The answer came to me in the end after playing around with piano.tal on Uxn, keeping all of this thinking in mind. It’s possible to take all of the best parts of the Uxn audio devices, but pack them into just two devices, and have the audio quality automatically fall back to an acceptable baseline on the GameBoy and similar.
So, Bedrock will have a tone device and a waveform device.
The tone device has four channels, each channel being allocated four ports: Two for envelope, one for volume, and one for pitch, similar to Uxn. If the waveform device is not implemented, the waveforms are implementation defined, preferring noise on channel four and melodic waves (square or similar) on the other three. This ensures that audio is implementable on pretty much any system ever.
- The envelope port pair sets an ADSR envelope, four bits per component, linear interpolation, duration for each component measured in 1/16th seconds (compatible with the timers on the clock device).
- The volume port sets the volume of the note in stereo, four bits per channel.
- The pitch port sets the pitch of the note in semitones and fires off a note. I’m not sure what encoding to use for this value yet (I can’t find any documentation for how Uxn handles this either).
The waveform device is used to load in a custom 256 byte PCM sample for each of the four tone channels. This sample will repeat rapidly to create the waveform for each channel on the tone device, and will lock in when a note is fired (so that modifying the buffer will not affect the sound of notes in progress). Each channel is allocated four ports on the waveform device: one for length, one for position, and two identical ‘head’ ports for loading bytes into the buffer.

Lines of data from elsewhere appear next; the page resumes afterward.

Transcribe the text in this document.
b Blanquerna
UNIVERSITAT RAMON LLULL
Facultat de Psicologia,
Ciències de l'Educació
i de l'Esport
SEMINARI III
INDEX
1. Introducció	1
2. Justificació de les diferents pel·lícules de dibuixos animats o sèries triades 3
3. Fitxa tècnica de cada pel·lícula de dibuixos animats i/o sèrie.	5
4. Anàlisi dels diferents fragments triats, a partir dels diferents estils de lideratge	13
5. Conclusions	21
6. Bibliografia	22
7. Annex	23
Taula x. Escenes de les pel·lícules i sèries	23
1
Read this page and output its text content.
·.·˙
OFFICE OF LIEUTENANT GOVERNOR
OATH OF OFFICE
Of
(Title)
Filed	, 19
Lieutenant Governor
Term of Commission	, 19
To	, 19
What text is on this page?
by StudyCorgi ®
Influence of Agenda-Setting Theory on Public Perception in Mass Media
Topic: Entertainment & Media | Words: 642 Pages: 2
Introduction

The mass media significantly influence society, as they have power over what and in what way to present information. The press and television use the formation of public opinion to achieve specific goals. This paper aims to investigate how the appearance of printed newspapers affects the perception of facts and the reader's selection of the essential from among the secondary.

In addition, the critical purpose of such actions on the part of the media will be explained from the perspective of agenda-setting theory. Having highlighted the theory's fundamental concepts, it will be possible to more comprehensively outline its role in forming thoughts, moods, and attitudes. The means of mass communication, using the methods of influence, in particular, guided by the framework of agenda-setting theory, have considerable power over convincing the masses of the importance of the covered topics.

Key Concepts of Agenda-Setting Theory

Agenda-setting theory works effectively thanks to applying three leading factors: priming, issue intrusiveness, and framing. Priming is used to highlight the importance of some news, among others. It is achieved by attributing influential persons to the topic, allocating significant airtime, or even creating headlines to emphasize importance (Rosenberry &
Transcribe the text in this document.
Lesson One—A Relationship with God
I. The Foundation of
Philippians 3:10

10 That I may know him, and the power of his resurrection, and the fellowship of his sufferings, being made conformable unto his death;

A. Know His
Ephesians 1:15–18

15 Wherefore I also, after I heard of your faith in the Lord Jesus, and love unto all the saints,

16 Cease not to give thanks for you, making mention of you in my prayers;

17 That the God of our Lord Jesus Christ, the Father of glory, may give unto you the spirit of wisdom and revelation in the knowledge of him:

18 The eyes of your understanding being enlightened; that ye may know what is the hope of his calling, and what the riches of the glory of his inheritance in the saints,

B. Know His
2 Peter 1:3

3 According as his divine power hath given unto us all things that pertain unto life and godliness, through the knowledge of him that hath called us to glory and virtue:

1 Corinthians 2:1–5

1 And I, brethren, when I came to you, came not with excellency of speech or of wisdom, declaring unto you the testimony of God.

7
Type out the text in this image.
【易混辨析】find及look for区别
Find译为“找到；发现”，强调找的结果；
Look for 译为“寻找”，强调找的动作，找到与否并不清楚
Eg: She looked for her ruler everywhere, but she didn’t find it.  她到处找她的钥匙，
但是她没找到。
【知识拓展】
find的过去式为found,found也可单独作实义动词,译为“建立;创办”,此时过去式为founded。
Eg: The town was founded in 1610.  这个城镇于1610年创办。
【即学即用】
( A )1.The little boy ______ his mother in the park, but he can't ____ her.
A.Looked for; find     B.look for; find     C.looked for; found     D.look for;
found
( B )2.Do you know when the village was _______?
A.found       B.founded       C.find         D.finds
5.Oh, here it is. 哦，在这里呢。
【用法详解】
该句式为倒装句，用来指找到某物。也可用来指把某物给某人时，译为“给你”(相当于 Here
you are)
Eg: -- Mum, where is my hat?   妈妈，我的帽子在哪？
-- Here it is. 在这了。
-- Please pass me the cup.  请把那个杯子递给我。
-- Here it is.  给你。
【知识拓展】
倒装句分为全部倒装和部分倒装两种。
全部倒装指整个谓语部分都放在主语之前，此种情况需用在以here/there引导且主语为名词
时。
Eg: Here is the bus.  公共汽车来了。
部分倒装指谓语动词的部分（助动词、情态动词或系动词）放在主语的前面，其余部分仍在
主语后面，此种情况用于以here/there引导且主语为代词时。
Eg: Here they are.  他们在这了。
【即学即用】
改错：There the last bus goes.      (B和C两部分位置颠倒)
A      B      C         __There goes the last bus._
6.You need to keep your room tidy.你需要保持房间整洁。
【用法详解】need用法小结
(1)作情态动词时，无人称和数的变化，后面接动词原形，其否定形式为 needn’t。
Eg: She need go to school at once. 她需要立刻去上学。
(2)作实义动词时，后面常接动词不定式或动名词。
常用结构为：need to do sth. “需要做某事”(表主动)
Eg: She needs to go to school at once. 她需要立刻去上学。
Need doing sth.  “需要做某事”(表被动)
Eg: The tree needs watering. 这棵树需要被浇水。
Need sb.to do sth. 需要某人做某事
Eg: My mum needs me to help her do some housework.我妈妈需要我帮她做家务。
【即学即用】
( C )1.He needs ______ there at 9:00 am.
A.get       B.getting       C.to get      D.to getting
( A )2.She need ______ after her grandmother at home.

- The length port determines whether to use the full 256 byte buffer or just a slice. The value is the address of the final sample in the loop, so
0xFFwill use the full buffer and0x03will use just the first four bytes. - The position port determines the address of the sample to next write to.
- Writing to a head port will overwrite the sample at the current position, and will increment the position value. This is a common pattern for Bedrock devices.
With this design, music and other audio will sound different on a platform that doesn’t support custom samples, but it should still sound close enough. The essence of the notes will stay the same, pitch and volume and envelope, it’s just the timbre that will change.
I’m happy with this trade-off, I think it’s the best I’m going to get.
Thanks
Thank you, person reading this, I really appreciate your support. I couldn’t do all of this cool work with programming languages and systems design without you. Have a fantastic week!